Sus palabras resultaron ser la orden de lanzamiento, la tripa en peligro me susurró „ahora“ y levanté mi sentadera derecha, porque soy derecho.Era muy temprano en la mañana y los sentidos no funcionaban todavía a plena capacidad con el consiguiente error de cálculo en el ángulo de inclinación necesario. La contrapresión no fue compensada debidamente y me he tirado un clase de pe´o de los que asustan y despertó a los que estaban dormidos en el aula contigua. La clase se vino abajo, las carcajadas inaguantables dominaron el ánimo de todos menos el mío, que súper apenado sentí lastima de la profesora que giraba la cabeza como ventilador ruso sin saber que hacer o decir. La pobre mujer ni hablar podía, mientras todos reían a mas no poder, hasta un tic nervioso comenzó a hacer con los ojos y quise ayudarla.

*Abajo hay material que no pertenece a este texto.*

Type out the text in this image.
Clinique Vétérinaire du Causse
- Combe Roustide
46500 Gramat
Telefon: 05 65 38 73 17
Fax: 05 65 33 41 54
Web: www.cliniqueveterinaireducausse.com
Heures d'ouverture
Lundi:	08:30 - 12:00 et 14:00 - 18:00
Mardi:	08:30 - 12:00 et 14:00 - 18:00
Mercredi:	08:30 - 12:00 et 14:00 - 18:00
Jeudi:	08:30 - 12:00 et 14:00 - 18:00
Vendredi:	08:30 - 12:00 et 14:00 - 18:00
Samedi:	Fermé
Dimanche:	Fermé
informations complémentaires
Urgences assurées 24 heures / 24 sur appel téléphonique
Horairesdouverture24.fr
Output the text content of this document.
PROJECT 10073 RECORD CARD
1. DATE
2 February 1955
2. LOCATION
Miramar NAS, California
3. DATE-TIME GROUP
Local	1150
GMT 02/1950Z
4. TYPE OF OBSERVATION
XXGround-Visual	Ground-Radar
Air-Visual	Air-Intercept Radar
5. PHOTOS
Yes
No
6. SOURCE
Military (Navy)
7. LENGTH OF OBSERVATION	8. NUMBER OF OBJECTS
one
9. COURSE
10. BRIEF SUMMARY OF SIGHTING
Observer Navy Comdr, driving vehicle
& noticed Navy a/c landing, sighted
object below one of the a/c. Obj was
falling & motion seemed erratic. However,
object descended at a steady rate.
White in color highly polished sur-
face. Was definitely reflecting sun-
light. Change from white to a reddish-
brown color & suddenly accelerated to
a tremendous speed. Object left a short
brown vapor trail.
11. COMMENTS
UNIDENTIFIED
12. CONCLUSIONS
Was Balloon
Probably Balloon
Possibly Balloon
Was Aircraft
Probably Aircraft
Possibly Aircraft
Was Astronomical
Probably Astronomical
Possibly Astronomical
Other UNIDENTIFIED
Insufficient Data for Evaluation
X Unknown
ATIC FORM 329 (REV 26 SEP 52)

–Discúlpeme profesora, he sido yo. Es que yo estoy enfermo, es del estómago, incluso es posible que tengan que operarme, porque el problema es serio. Y menos mal que no tienen peste, que si no… –dije de pie sacando fuerzas de la vergüenza.
La profesora que estaba a dos mesas de mí, me miró un poco seria y cuando segundos más tarde le llego la brisa, exclamó:
–Así que no tienen peste, no?… Mira arranca por ahí y sal de esta clase, cochino faltaerespeto, desvergonzado. De la nariz es de lo que hay que operarte a ti.
Y me fui apenadísimo con el periódico bajo el brazo.